Themenbereich: Kinderwunsch allgemein

"Gibt es Anzeichen einer Gerinnungsstörung?"

Anonym

Frage vom 14.05.2011

Ich hatte vor etwa zwei Wochen meine zweite Fehlgeburt (10. SSW) und vom Arzt wurde ein Mangel an Protein S (Wert: 48) festgestellt. Er empfiehlt mir nun die Einnahme von Aspirin und Heparin für die nächste Schwangerschaft.
Allerdings haben mein Mann und ich Zweifel an seiner Diagnose, weil die Blutabnahme erfolgte bereits einen Tag VOR der Ausschabung, also zu einem Zeitpunkt, zu dem ich sicher noch unter Östrogeneinfluss stand. (Zu diesem Zeitpunkt war der Fötus seit etwa 5 Wochen nicht mehr gewachsen.) Darüber hinaus habe ich lange Zeit die Pille eingenommen.
In meiner Familie gibt es keine ähnliche Krankheitsgeschichte und niemanden (einschließlich mir selbst), der jemals eine Thrombose hatte.
Allerdings hat meine Mutter ebenfalls ein Baby verloren, aber nicht wegen einer Thrombose, sondern wegen ihres schwachen Uterus. In beiden weiteren Schwangerschaften bekam sie dann eine Cerclage und musste viel liegen, hatte aber ansonsten keine Probleme.

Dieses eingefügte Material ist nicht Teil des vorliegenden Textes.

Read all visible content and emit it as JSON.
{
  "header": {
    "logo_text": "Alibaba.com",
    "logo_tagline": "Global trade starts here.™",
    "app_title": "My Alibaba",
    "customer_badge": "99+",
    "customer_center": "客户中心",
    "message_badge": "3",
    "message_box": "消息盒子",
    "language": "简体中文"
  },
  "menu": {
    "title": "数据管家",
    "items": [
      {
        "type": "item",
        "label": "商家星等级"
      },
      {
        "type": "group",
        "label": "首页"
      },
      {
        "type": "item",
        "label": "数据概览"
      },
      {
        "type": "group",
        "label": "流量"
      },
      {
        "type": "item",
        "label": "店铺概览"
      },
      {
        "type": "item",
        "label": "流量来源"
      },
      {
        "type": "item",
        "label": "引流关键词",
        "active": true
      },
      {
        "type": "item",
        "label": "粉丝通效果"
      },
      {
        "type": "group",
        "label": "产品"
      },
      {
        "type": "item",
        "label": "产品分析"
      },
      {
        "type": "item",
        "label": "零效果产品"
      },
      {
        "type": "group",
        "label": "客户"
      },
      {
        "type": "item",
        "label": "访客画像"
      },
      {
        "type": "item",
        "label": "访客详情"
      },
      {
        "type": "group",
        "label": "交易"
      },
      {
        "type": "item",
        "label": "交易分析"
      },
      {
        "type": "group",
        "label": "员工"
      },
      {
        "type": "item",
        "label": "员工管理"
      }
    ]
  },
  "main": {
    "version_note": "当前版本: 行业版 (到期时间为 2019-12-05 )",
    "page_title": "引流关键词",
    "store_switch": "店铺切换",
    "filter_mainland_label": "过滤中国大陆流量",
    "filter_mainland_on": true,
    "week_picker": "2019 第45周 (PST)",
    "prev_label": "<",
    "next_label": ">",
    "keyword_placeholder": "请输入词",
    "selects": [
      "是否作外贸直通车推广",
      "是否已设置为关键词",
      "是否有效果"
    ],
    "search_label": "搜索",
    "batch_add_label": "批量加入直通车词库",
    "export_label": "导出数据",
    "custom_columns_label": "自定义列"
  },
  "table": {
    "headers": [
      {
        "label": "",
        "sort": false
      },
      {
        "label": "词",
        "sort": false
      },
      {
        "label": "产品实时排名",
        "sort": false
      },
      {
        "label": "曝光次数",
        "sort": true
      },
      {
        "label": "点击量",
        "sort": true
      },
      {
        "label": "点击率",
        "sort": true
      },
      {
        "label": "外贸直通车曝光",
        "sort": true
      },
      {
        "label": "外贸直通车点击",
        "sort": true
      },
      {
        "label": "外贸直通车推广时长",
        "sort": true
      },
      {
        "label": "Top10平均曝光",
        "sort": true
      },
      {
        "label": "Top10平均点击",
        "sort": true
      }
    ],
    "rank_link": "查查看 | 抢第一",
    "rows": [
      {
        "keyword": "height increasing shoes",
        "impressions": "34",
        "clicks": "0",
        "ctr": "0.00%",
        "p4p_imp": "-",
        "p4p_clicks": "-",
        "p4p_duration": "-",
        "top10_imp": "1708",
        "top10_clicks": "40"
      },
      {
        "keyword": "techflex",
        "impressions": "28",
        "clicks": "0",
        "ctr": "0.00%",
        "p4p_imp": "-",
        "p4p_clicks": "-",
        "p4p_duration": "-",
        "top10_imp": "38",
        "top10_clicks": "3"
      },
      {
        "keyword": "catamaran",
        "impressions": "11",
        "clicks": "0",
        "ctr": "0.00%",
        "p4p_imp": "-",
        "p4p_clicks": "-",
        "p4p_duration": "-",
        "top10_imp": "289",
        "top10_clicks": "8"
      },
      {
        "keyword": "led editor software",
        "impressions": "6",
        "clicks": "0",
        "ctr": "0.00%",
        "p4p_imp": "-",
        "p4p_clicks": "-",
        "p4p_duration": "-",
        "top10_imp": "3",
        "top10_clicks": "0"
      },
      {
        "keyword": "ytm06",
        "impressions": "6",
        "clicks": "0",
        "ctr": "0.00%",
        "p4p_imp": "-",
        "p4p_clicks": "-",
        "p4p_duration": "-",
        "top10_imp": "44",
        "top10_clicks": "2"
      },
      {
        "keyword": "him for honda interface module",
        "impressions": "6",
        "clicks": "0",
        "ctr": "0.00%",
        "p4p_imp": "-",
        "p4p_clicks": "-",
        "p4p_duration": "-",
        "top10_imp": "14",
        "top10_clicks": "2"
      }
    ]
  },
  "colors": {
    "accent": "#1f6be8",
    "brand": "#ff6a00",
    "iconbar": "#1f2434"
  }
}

Wie verlässlich ist das Testergebnis (Wert 48)?
Kann ich wirklich nur unter Aspirin und Heparineinnahme ein gesundes Baby bekommen?
Was sind die Richtwerte für Protein S während der Schwangerschaft?
Kann das Ergebnis durch Pille und Schwangerschaft verfälscht sein?
Gibt es Symptome, die darauf hinweisen, dass man eine Gerinnungsstörung hat? Ich konnte nie welche bei mir feststellen...
Kann man bei Vorliegen dieser Gerinnungsstörung auch mit pflanzlichen Mitteln behandeln?
Welches weitere Vorgehen empfehlen Sie mir in dieser Situation?

Ich wäre Ihnen sehr dankbar, wenn ich bald Antwort auf meine Fragen bekommen könnte. Ich lebe mit meinem Mann im Ausland und habe deshalb nicht die Möglichkeit in Deutschland einen Spezialisten aufzusuchen.

Vielen Dank und viele Grüße

Antwort vom 15.05.2011

Leider geben Sie nicht die Einheit des Protein-S-Werts an; es gibt nämlich versch. Daten, die gemessen worden sein könnten: Die Protein-S-Konzentration liegt bei Erw bei 17-35 mg/ l; die Aktivität bei 60 - 140% (vgl www.laborlexikon.de).
Ein erhöhter Wert scheint ein Zeichen für Entzündungsprozesse zu sein, daher würde ich auf jeden Fall zu einer Kontrolle des Wertes u erneuter ärztl. Beratung raten. Um den Gerinnungsstatus zu bestimmen, müssen mehrere Werte bestimmt werden, auch diese Werte finden Sie bei der o.g. www-Adresse.
Leider kann ich Ihnen nicht mehr dazu sagen, da Gerinnungsstörungen und Protein-S-Werte unbedingt in ärztl Zuständigkeit fallen. Alles Gute für Sie!